Sem Alckmin, Marta e Ciro Gomes sobem nas pesquisas. A petista e o prefeito Kassab aparecem com empate técnico (22 e 20%, respectivamente). Já sem Alckmin e Marta, Kassab liderá com 22%, com Ciro Gomes aparecendo com 18%, que pode ser considerado um empate técnico, já que a margem de erro são dois pontos percentuais para mais ou para menos.
Paulo Maluf varia de 11 a 14%, dependendo dos seus adversários, sendo sua melhor situação uma disputa contra Ciro e Kassab. A subprefeita da Lapa, Soninha Francine (PPS) varia de 4% a 7%. A ex-prefeita e hoje deputada federal Luiza Erundina, do mesmo PSB de Ciro, tem de 4% a 5%, dependendo dos concorrentes. Paulinho (PDT), Campos Machado (PTB), Ivan Valente (PSOL) e Paulo Skaf (sem partido) não passam de 3% em nenhum dos cenários
Serra: 57% de ótimo e bom
A avaliação do governador de São Paulo, José Serra (PSDB), atingiu o maior patamar em dois anos e sete meses de governo, com 57% dos eleitores que avaliam sua gestão como boa ou ótima.

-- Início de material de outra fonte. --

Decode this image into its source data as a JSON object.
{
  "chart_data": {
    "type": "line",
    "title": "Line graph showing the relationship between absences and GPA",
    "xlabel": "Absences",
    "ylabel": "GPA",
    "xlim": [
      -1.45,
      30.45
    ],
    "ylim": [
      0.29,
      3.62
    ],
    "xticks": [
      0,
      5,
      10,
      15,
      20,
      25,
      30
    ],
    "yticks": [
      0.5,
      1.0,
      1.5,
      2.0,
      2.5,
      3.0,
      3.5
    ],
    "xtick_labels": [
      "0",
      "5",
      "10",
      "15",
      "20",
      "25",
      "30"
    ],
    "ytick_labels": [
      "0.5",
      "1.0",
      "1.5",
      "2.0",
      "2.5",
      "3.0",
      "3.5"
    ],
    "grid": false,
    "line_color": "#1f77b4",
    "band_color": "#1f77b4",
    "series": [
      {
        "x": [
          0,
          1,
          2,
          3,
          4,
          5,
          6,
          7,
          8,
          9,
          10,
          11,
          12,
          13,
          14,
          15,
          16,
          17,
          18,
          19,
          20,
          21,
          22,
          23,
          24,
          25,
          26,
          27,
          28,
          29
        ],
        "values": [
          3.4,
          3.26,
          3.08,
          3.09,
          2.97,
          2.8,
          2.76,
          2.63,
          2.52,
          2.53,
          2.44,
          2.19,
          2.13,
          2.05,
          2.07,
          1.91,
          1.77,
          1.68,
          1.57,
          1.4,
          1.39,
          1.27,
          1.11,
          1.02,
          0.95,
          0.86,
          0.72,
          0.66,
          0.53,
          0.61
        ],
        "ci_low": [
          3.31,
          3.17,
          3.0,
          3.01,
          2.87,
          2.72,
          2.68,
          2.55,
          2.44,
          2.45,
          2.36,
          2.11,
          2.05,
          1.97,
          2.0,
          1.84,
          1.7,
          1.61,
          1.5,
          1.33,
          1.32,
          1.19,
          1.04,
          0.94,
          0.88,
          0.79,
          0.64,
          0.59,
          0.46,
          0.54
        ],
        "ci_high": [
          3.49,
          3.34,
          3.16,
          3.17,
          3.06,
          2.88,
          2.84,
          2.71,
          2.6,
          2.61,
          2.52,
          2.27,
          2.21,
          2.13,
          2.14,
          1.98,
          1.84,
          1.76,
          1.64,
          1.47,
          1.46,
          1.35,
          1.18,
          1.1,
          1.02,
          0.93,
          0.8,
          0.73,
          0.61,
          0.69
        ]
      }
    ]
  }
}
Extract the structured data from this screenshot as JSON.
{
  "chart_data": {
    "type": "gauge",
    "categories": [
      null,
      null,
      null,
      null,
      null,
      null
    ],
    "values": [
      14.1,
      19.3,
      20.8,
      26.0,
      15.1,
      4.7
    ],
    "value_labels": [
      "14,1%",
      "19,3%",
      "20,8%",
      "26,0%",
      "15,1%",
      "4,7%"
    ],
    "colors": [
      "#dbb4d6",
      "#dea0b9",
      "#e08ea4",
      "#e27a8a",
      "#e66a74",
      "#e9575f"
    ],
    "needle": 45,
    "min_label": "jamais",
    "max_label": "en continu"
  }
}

A taxa dos que consideram seu governo regular variou um ponto para baixo, para 32%, e o índice dos que veem sua administração como ruim ou péssima permaneceu em 9%.
Segundo o Instituto de Pesquisa Datafolha, o seu desempenho é melhor no interior, quando chega a 63%, do que na capital, onde fica dez pontos percentuais abaixo da sua média, com 47%. Na divisão por renda, seu melhor desempenho é entre os que ganham até dois salários mínimos, com 61% de ótimo ou bom. Entre os que ganham mais de dez mínimos, cai para 48%. Sua nota média, de 6,7, é igual a da última pesquisa.